2/12/2009

Unmarked DOT’s Patrol Trucks in Quebec

The first time I saw that dark grey F250 or 350 with LED lights in the front and rear windows, it was between Cacouna and Riviere du Loup, on A-20. Last week coming back from Port-Cartier, I saw it again getting off the Tadoussac ferry boat.


I don’t know about you, but, I have my concerns stopping my truck, if I was asked by an unmarked pick-up truck with only red flashing lights and tinted windows. With all that is going on in the industry, how many drivers ended up in the bunk, tied-up and some with injuries because thieves had eyes on their loads.


The S.A.A.Q. is part of Quebec Ministry of Transport. Maybe we should let know Minister Boulet about this as a safety issue for drivers. Why does the S.A.A.Q. feels the need to intercept trucks for inspections with unmarked vehicles? That the Society has unmarked vehicles are not an issue for inspectors traveling to companies. Even, it would leave more interceptors available for road side inspections.


I don’t want to give any ideas to nobody but, it would be easy to have a truck stopped by whoever molest the driver and leave with the load. Most professional drivers knows here in Quebec that unmarked police interceptors have red and blue lights, and are Ford Crown Vic’s, Chargers or Impalas.


Why not let know to the Minister what you think about this by using this link

http://www.mtq.gouv.qc.ca/portal/page/portal/accueil_en/courrier/formulaire_ministre


By regular mail

700, boul. René-Lévesque Est,
29e étage
Québec (Québec) G1R 5H1

By phone : 418 643-6980

Or by fax 418 643-2033

All together, we can make changes

2/10/2009

Miscellaneous Safety Issues

Recently, pressure has been put on the administration of the State of Ohio by the Ohio Trucking Association to increase at 65mph the speed limit of heavy trucks on the interstate roads of the state. Already the Ohio Turnpike did so to bring back the trucks that had deserted the toll road, mostly because of the increases of the cost to use it. This had showed no significant increase in accidents involving heavy trucks. The OTA, not the one of Ontario but of Ohio, is pushing this issue with safety concerns of reducing rear end collision of trucks by lighter vehicles. This is an argument I have heard of before but not by a trucking association but by two truckers associations.
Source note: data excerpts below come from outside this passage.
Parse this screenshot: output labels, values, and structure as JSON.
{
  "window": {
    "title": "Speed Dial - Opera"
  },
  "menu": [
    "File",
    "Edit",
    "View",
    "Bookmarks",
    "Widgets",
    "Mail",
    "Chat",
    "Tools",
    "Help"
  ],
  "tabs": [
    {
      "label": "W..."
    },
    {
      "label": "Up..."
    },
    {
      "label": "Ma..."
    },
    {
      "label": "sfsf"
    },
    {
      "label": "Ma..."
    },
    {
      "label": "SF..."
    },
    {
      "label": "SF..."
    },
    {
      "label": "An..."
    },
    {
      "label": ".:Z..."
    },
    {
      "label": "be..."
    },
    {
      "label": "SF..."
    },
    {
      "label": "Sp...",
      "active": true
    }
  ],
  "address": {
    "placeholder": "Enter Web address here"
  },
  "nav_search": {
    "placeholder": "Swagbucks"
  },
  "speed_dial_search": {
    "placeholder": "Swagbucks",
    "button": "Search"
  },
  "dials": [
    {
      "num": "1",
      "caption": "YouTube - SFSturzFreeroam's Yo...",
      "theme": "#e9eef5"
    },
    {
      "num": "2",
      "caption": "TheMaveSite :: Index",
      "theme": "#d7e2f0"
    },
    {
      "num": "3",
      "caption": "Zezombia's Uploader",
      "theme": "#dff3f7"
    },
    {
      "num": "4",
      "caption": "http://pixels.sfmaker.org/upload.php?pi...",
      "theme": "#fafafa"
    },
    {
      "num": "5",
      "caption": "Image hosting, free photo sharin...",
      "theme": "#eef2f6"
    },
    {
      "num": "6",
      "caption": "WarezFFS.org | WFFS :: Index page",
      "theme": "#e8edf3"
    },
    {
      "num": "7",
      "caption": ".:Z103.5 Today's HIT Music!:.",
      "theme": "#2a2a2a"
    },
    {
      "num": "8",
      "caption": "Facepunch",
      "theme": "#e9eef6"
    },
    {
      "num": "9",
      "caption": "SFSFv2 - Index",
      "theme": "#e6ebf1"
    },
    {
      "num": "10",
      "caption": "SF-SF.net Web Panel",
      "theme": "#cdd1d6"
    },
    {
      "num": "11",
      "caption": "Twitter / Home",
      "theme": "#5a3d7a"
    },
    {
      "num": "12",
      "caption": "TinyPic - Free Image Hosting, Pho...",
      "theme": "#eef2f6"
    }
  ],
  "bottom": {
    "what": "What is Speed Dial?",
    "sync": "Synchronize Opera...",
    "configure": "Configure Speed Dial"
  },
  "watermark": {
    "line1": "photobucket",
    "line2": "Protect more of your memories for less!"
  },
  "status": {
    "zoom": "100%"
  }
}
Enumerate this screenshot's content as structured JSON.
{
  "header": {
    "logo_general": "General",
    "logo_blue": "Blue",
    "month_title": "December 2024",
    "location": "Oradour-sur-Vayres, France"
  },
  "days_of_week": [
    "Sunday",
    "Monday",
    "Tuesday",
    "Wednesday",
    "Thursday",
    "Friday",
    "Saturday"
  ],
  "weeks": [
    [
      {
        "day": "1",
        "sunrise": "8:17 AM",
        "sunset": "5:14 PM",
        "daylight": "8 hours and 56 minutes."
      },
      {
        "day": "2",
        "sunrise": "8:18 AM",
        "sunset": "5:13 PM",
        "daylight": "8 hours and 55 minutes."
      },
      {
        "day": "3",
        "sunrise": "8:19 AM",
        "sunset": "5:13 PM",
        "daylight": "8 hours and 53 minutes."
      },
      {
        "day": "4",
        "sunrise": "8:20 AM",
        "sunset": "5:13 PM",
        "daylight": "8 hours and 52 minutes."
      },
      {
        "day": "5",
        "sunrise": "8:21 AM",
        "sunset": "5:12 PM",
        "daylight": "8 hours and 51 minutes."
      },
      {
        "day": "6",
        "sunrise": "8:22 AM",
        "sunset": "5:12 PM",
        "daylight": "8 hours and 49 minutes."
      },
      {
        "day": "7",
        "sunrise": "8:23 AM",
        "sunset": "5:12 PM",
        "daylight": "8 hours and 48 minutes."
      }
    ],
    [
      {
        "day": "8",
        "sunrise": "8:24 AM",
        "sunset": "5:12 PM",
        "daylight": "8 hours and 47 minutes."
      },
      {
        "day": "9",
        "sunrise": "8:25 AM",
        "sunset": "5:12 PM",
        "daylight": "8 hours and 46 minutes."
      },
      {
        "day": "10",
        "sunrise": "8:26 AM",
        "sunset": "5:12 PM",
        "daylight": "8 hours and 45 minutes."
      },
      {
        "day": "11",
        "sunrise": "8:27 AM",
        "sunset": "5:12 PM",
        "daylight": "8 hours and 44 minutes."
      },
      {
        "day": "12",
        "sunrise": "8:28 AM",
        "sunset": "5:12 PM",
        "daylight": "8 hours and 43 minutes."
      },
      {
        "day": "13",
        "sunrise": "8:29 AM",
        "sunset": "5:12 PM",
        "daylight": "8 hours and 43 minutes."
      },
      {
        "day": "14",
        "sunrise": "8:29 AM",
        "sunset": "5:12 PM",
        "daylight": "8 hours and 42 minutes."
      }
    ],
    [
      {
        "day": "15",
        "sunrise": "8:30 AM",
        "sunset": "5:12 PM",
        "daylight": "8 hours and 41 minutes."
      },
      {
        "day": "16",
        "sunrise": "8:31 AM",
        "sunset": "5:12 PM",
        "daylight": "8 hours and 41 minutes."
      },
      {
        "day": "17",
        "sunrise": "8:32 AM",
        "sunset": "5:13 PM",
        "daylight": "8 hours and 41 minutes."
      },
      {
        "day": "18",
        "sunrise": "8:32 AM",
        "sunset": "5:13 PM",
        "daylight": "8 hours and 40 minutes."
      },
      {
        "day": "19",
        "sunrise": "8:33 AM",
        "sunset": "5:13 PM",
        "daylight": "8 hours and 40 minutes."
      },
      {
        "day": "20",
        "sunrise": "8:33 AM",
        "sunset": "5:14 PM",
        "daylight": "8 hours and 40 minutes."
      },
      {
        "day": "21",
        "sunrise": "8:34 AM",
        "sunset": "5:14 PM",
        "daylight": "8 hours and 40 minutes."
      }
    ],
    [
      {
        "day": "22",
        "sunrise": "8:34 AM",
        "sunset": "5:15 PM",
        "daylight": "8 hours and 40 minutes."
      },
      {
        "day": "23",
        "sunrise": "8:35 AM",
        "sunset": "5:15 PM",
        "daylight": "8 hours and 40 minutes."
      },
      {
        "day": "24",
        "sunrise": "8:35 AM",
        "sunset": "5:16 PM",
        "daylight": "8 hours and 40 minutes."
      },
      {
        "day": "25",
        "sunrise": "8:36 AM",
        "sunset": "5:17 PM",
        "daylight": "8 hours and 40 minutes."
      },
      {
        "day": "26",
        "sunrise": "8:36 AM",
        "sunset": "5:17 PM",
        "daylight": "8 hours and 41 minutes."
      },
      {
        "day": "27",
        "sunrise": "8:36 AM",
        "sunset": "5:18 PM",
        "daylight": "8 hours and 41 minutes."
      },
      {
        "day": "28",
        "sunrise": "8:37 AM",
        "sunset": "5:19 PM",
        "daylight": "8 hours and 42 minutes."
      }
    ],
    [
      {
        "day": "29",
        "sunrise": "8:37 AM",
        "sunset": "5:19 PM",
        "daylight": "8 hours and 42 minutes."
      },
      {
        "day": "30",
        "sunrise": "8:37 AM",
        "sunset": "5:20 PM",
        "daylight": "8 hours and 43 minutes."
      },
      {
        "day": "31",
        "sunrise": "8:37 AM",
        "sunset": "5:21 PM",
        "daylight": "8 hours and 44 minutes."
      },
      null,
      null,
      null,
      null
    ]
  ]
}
On the topic of speed limits, this brings me to speed limiters. Accordingly to our politicians north of the border, this is a safety and an environment measure. At a presentation to the Subcommittee on Transport and Transit, Chairman Peter DeFazio, D-Oregon, was not in harmony with ATA’s Vice-Chairman Tommy Hodges on the issue. The proposal to return to a federally mandated maximum speed of 65mph across the country and to mandate the use of the speed limiter on all trucks at the same speed was not welcomed. Chairman DeFazio event commented on the ATA’s testimony that it was the weakest leg of the measure they proposed to reduce GHG’s in the U.S. of A. by the ATA.


I’m starting to like democrats more…


Let’s come back closer to home. For the last year or so, I travelled a lot more in the “Belle Province” and I noticed the poor state of the lines on the roadways. I remember in the past a former government of the USSQ* had modified the width and the length of the solid and dotted lines on the roads. This was to save millions of our hard worked tax dollars. In the same piece of legislation, the level of reflective particles was reduced also. This brought to me the thought, and I hope someone at the “Table de la Sécurité Routière” will read this and at least give me the credit for it…


If accident and lost of control happens more in the evening, at night or in poor weather, may the lack of reflection or poor visibility of the line be a factor in these accidents?


I do understand that a coat of grime by calcium can cause a lost of reflection by the lights on the lines, as on the sides or rears of commercial trucks with the reflective tapes, but when it rains, it is almost impossible to see the edge or the center lines. This has no sense. I noticed that more one late evening coming back thru Vermont on I-91. The same vehicle, the same weather, the same headlights and when I told the Customs agent I had nothing to declare, I could barely see where I was going. Either the cycles of repainting or the quality of the paint has to be revised as soon as possible and we could see clearly if our roads would become safer.